Cette initiative de la société civile est soutenue par le Président de la République, qui, le 26 septembre 2017, a proposé à l’Allemagne de « se donner d’ici à 2024 l’objectif d’intégrer totalement nos marchés en appliquant les mêmes règles à nos entreprises, du droit des affaires au droit des faillites » (discours de la Sorbonne).
Cet objectif d’harmonisation du droit des affaires figure dans le traité d’Aix-la-Chapelle. Signé le 22 janvier dernier, ce traité prévoit que l’Allemagne et la France « approfondissent l’intégration de leurs économies afin d’instituer une zone économique franco-allemande dotée de règles communes ».
En vue d’élaborer le projet de code européen des affaires, l’association Henri Capitant a mis en place pas moins de 13 groupes de travail thématiques associant une centaine de juristes européens. Leurs travaux doivent s’achever en 2020.
Vous trouverez, ci-dessous, le compte rendu de mon intervention et de la réponse qui m’a été apportée par la garde des sceaux. Vous pouvez également visualiser la vidéo de mon intervention en cliquant ici .
Mme la présidente. La parole est à M. Richard Yung, auteur de la question n° 763, adressée à Mme la garde des sceaux, ministre de la justice.

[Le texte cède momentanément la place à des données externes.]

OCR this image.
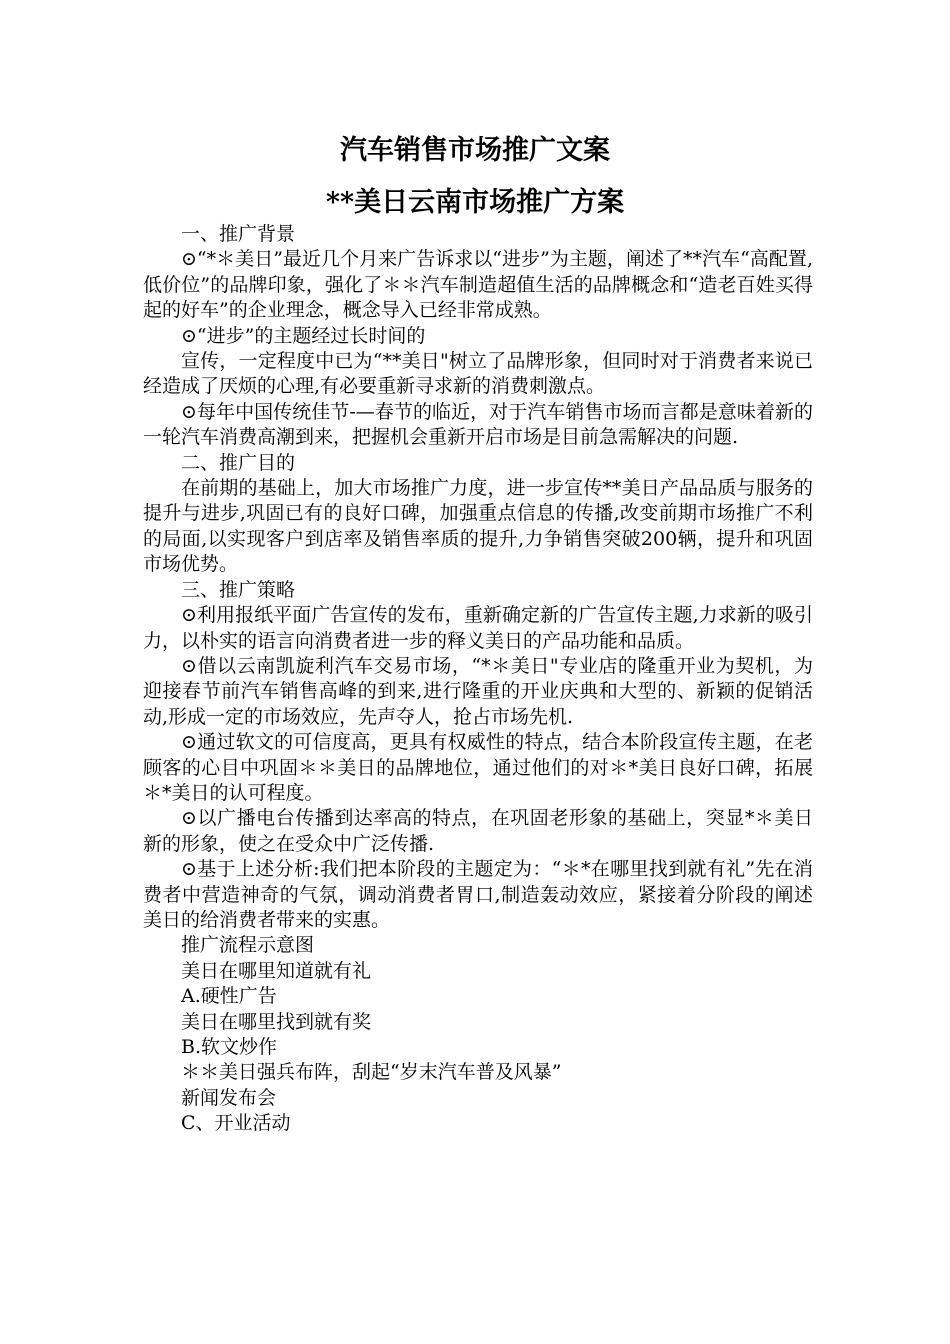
汽车销售市场推广文案
**美日云南市场推广方案

一、推广背景

⊙“*＊美日”最近几个月来广告诉求以“进步”为主题，阐述了**汽车“高配置,低价位”的品牌印象，强化了＊＊汽车制造超值生活的品牌概念和“造老百姓买得起的好车”的企业理念，概念导入已经非常成熟。

⊙“进步”的主题经过长时间的

宣传，一定程度中已为“**美日"树立了品牌形象，但同时对于消费者来说已经造成了厌烦的心理,有必要重新寻求新的消费刺激点。

⊙每年中国传统佳节-—春节的临近，对于汽车销售市场而言都是意味着新的一轮汽车消费高潮到来，把握机会重新开启市场是目前急需解决的问题.

二、推广目的

在前期的基础上，加大市场推广力度，进一步宣传**美日产品品质与服务的提升与进步,巩固已有的良好口碑，加强重点信息的传播,改变前期市场推广不利的局面,以实现客户到店率及销售率质的提升,力争销售突破200辆，提升和巩固市场优势。

三、推广策略

⊙利用报纸平面广告宣传的发布，重新确定新的广告宣传主题,力求新的吸引力，以朴实的语言向消费者进一步的释义美日的产品功能和品质。

⊙借以云南凯旋利汽车交易市场，“*＊美日"专业店的隆重开业为契机，为迎接春节前汽车销售高峰的到来,进行隆重的开业庆典和大型的、新颖的促销活动,形成一定的市场效应，先声夺人，抢占市场先机.

⊙通过软文的可信度高，更具有权威性的特点，结合本阶段宣传主题，在老顾客的心目中巩固＊＊美日的品牌地位，通过他们的对＊*美日良好口碑，拓展＊*美日的认可程度。

⊙以广播电台传播到达率高的特点，在巩固老形象的基础上，突显*＊美日新的形象，使之在受众中广泛传播.

⊙基于上述分析:我们把本阶段的主题定为：“＊*在哪里找到就有礼”先在消费者中营造神奇的气氛，调动消费者胃口,制造轰动效应，紧接着分阶段的阐述美日的给消费者带来的实惠。

推广流程示意图

美日在哪里知道就有礼

A.硬性广告

美日在哪里找到就有奖

B.软文炒作

＊＊美日强兵布阵，刮起“岁末汽车普及风暴”

新闻发布会

C、开业活动
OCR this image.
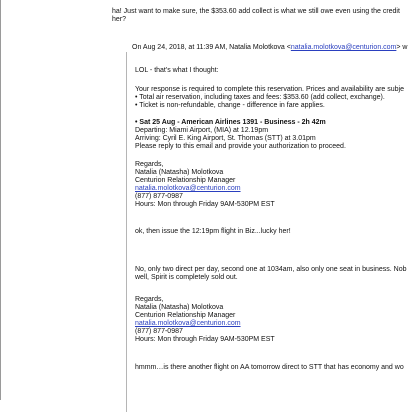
ha! Just want to make sure, the $353.60 add collect is what we still owe even using the credit
her?
On Aug 24, 2018, at 11:39 AM, Natalia Molotkova <natalia.molotkova@centurion.com> w
LOL - that's what I thought:
Your response is required to complete this reservation. Prices and availability are subje
• Total air reservation, including taxes and fees: $353.60 (add collect, exchange).
• Ticket is non-refundable, change - difference in fare applies.
• Sat 25 Aug - American Airlines 1391 - Business - 2h 42m
Departing: Miami Airport, (MIA) at 12.19pm
Arriving: Cyril E. King Airport, St. Thomas (STT) at 3.01pm
Please reply to this email and provide your authorization to proceed.
Regards,
Natalia (Natasha) Molotkova
Centurion Relationship Manager
natalia.molotkova@centurion.com
(877) 877-0987
Hours: Mon through Friday 9AM-530PM EST
ok, then issue the 12:19pm flight in Biz...lucky her!
No, only two direct per day, second one at 1034am, also only one seat in business. Nob
well, Spirit is completely sold out.
Regards,
Natalia (Natasha) Molotkova
Centurion Relationship Manager
natalia.molotkova@centurion.com
(877) 877-0987
Hours: Mon through Friday 9AM-530PM EST
hmmm…is there another flight on AA tomorrow direct to STT that has economy and wo
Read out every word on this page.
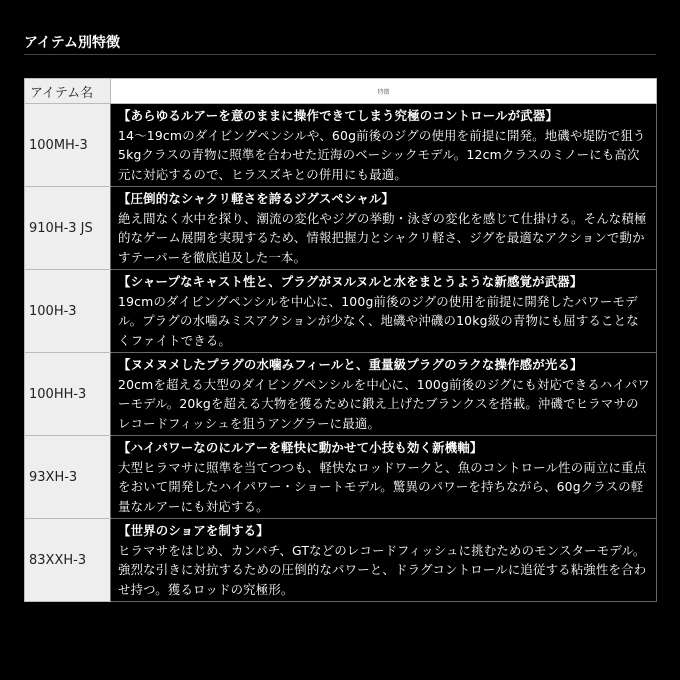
アイテム別特徴
アイテム名	特徴
100MH-3	【あらゆるルアーを意のままに操作できてしまう究極のコントロールが武器】
14～19cmのダイビングペンシルや、60g前後のジグの使用を前提に開発。地磯や堤防で狙う5kgクラスの青物に照準を合わせた近海のベーシックモデル。12cmクラスのミノーにも高次元に対応するので、ヒラスズキとの併用にも最適。

910H-3 JS	【圧倒的なシャクリ軽さを誇るジグスペシャル】
絶え間なく水中を探り、潮流の変化やジグの挙動・泳ぎの変化を感じて仕掛ける。そんな積極的なゲーム展開を実現するため、情報把握力とシャクリ軽さ、ジグを最適なアクションで動かすテーパーを徹底追及した一本。

100H-3	【シャープなキャスト性と、プラグがヌルヌルと水をまとうような新感覚が武器】
19cmのダイビングペンシルを中心に、100g前後のジグの使用を前提に開発したパワーモデル。プラグの水噛みミスアクションが少なく、地磯や沖磯の10kg級の青物にも屈することなくファイトできる。

100HH-3	【ヌメヌメしたプラグの水噛みフィールと、重量級プラグのラクな操作感が光る】
20cmを超える大型のダイビングペンシルを中心に、100g前後のジグにも対応できるハイパワーモデル。20kgを超える大物を獲るために鍛え上げたブランクスを搭載。沖磯でヒラマサのレコードフィッシュを狙うアングラーに最適。

93XH-3	【ハイパワーなのにルアーを軽快に動かせて小技も効く新機軸】
大型ヒラマサに照準を当てつつも、軽快なロッドワークと、魚のコントロール性の両立に重点をおいて開発したハイパワー・ショートモデル。驚異のパワーを持ちながら、60gクラスの軽量なルアーにも対応する。

83XXH-3	【世界のショアを制する】
ヒラマサをはじめ、カンパチ、GTなどのレコードフィッシュに挑むためのモンスターモデル。強烈な引きに対抗するための圧倒的なパワーと、ドラグコントロールに追従する粘強性を合わせ持つ。獲るロッドの究極形。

M. Richard Yung. Ma question porte sur le projet de code européen de droit des affaires.
Cette initiative émane de la société civile européenne, sous l’impulsion de la Fondation pour le droit continental et de l’Association Henri Capitant, bien connue, dans le but de rendre plus accessible, compréhensible et fluide le droit des affaires pour les citoyens et pour les entreprises.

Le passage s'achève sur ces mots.